Synthèse Chapitre 2. Comment expliquer l'instabilité de la croissance ?

Vous avez vu dans le chapitre précédent que la croissance économique se faisait notamment par l'accumulation de facteurs de production (travail et capital), par l'amélioration du processus de production et par l'innovation technique. Si les quantités de facteurs pouvaient s'accroître de façon proportionnelle, si les innovations survenaient de façon uniforme, alors la croissance serait un processus régulier.

Mais vous savez qu'il n'en est rien : le progrès technique dépend aussi du hasard des découvertes ; les proportions de facteurs peuvent changer selon le choix des combinaisons productives ; et la demande peut varier selon les caprices des consommateurs ou d'autres facteurs encore. Les économistes ont ainsi l'habitude d'expliquer les aléas de la croissance par des « chocs » d'offre et de demande, c'est-à-dire des modifications imprévues des conditions de production ou du niveau de la demande.

Ces aléas de l'activité économique peuvent prendre un aspect plus inquiétant lorsque l'économie s'enfonce dans une crise durable et profonde, dans la dépression voire dans la déflation.

1. Les fluctuations de l'activité économique : de la variabilité de la croissance à l'existence de crises

Le PIB n'augmente pas forcément de manière régulière ; parfois il peut baisser.

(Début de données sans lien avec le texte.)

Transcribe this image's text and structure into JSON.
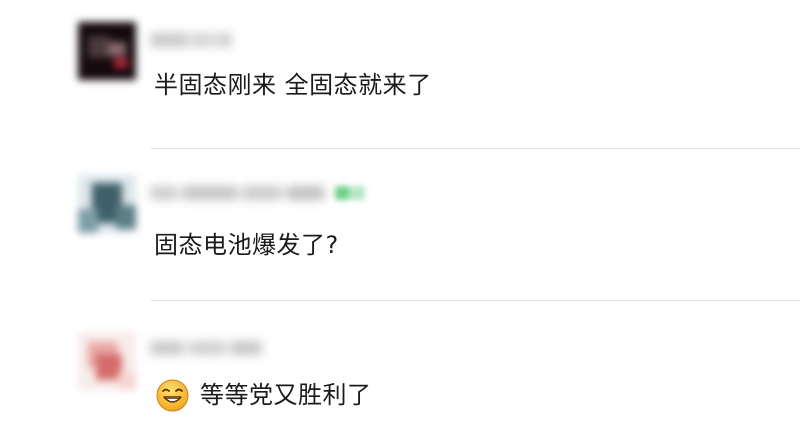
{
  "comments": [
    {
      "text": "半固态刚来 全固态就来了",
      "avatar_colors": [
        "#1a0f12",
        "#3a2a2e",
        "#8a6a6e",
        "#c23a4a"
      ]
    },
    {
      "text": "固态电池爆发了?",
      "avatar_colors": [
        "#d8e4ea",
        "#3f6068",
        "#7c9ea6",
        "#2c4a52"
      ],
      "badge_color": "#6fd08a"
    },
    {
      "text": "等等党又胜利了",
      "emoji": "grinning-face-emoji",
      "avatar_colors": [
        "#f3d6d2",
        "#e08a86",
        "#c55a5a",
        "#f7ecea"
      ]
    }
  ]
}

1.1. Le PIB connaît des accélérations et des ralentissements de sa croissance

Quelles que soient les périodes étudiées, sur quelques mois, quelques années ou quelques décennies, la croissance n'est jamais régulière. Il est ainsi fréquent, que d'un trimestre sur l'autre, la croissance en % du PIB change : si cette croissance augmente, il y a accélération de la croissance ; dans le cas inverse, il y a ralentissement économique.

Il en est de même sur quelques années. Prenons l'exemple de la croissance en France durant les dernières années. En 2012, selon l'INSEE, le PIB a augmenté très faiblement de 0,2 % (en volume, par rapport à l'année précédente), de 0,7 % en 2013 et de nouveau de 0,2 % en 2014. Nous avons ainsi une accélération (même très faible …) de la croissance économique entre 2011-2012 et 2012-2013. Par contre, l'année suivante est une année de ralentissement le PIB n'augmentant plus que de 0,2 % contre 0,7 % l'année précédente.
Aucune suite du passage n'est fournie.